Our transformation efforts were childish, to say the least, in most cases; putting the cart before the horse. Instead of allowing the private sector to thrive, we inflate the public sector. Instead of improving and empowering Nigerian construction companies, we specialize in foreign construction companies. We willingly accept Dutch disease by using the price of crude oil to determine the nation’s budgets, but we boast that “we want to diversify the economy.” Were these decisions imposed on us by the West? Let’s stop pointing fingers in the wrong direction and look in the mirror.

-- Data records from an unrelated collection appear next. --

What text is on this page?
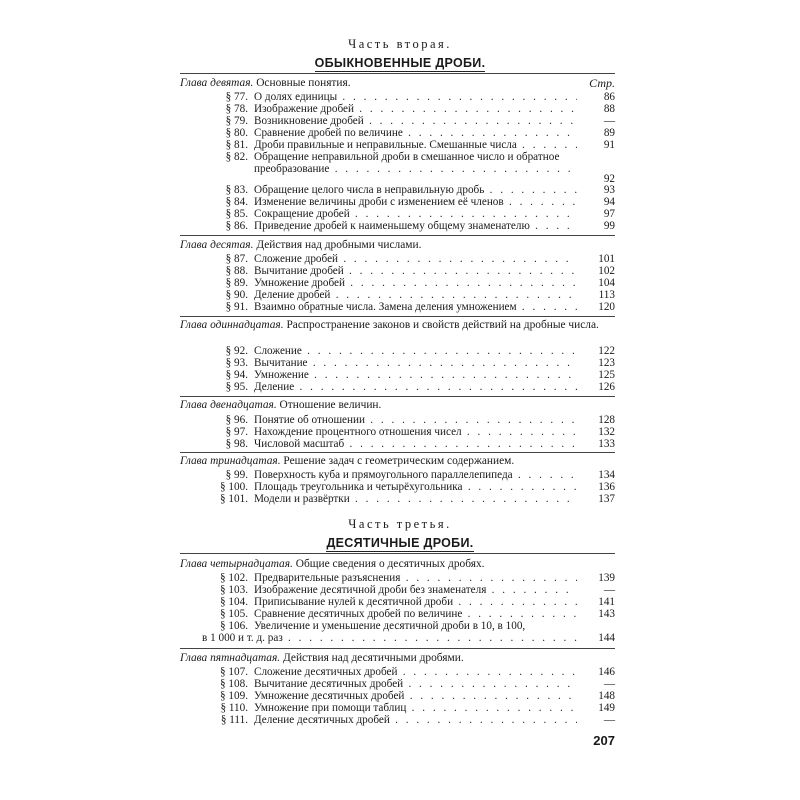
Часть вторая.
ОБЫКНОВЕННЫЕ ДРОБИ.
Глава девятая. Основные понятия.	Стр.
§ 77. О долях единицы . . .	86
§ 78. Изображение дробей . . .	88
§ 79. Возникновение дробей . . .	—
§ 80. Сравнение дробей по величине . . .	89
§ 81. Дроби правильные и неправильные. Смешанные числа . . .	91
§ 82. Обращение неправильной дроби в смешанное число и обратное
преобразование . . .
92
§ 83. Обращение целого числа в неправильную дробь . . .	93
§ 84. Изменение величины дроби с изменением её членов . . .	94
§ 85. Сокращение дробей . . .	97
§ 86. Приведение дробей к наименьшему общему знаменателю . . .	99
Глава десятая. Действия над дробными числами.
§ 87. Сложение дробей . . .	101
§ 88. Вычитание дробей . . .	102
§ 89. Умножение дробей . . .	104
§ 90. Деление дробей . . .	113
§ 91. Взаимно обратные числа. Замена деления умножением . . .	120
Глава одиннадцатая. Распространение законов и свойств действий на дробные числа.
§ 92. Сложение . . .	122
§ 93. Вычитание . . .	123
§ 94. Умножение . . .	125
§ 95. Деление . . .	126
Глава двенадцатая. Отношение величин.
§ 96. Понятие об отношении . . .	128
§ 97. Нахождение процентного отношения чисел . . .	132
§ 98. Числовой масштаб . . .	133
Глава тринадцатая. Решение задач с геометрическим содержанием.
§ 99. Поверхность куба и прямоугольного параллелепипеда . . .	134
§ 100. Площадь треугольника и четырёхугольника . . .	136
§ 101. Модели и развёртки . . .	137
Часть третья.
ДЕСЯТИЧНЫЕ ДРОБИ.
Глава четырнадцатая. Общие сведения о десятичных дробях.
§ 102. Предварительные разъяснения . . .	139
§ 103. Изображение десятичной дроби без знаменателя . . .	—
§ 104. Приписывание нулей к десятичной дроби . . .	141
§ 105. Сравнение десятичных дробей по величине . . .	143
§ 106. Увеличение и уменьшение десятичной дроби в 10, в 100,
в 1 000 и т. д. раз . . .	144
Глава пятнадцатая. Действия над десятичными дробями.
§ 107. Сложение десятичных дробей . . .	146
§ 108. Вычитание десятичных дробей . . .	—
§ 109. Умножение десятичных дробей . . .	148
§ 110. Умножение при помощи таблиц . . .	149
§ 111. Деление десятичных дробей . . .	—
207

“The 1999 Constitution is the problem; it cannot offer transformation. Either we restructure or we split. Return power to the states or regionalism”, are other pronouncements. All the knee-jerk reactions to our stunted development and transformation of society are not triggered by his political gimmick. In other words, the transformation does not begin with the adopted political organization chart. Transformations, revolutions, etc. they begin with new ideas, new thoughts, and new perceptions. These new ideas give rise to new political ideologies that form the core of how new constitutions are crafted. Professor Ben Nwabueze, one of the main proponents of that constitution, explained that the 1979 Constitution, from which the 1999 Constitution was copied, was designed that way by those who felt a strong center would unite us, and not precisely because one part of the country would dominate the other.

As I applied with strong institutions, I also applied with constitutions. It cannot be deliverable anywhere other than what those who will operate the constitution will allow it to deliver. Our internal constitution and customs may be of more importance than a collective document. Only our internal constitution can allow the noble spirit of a constitution to be transformative.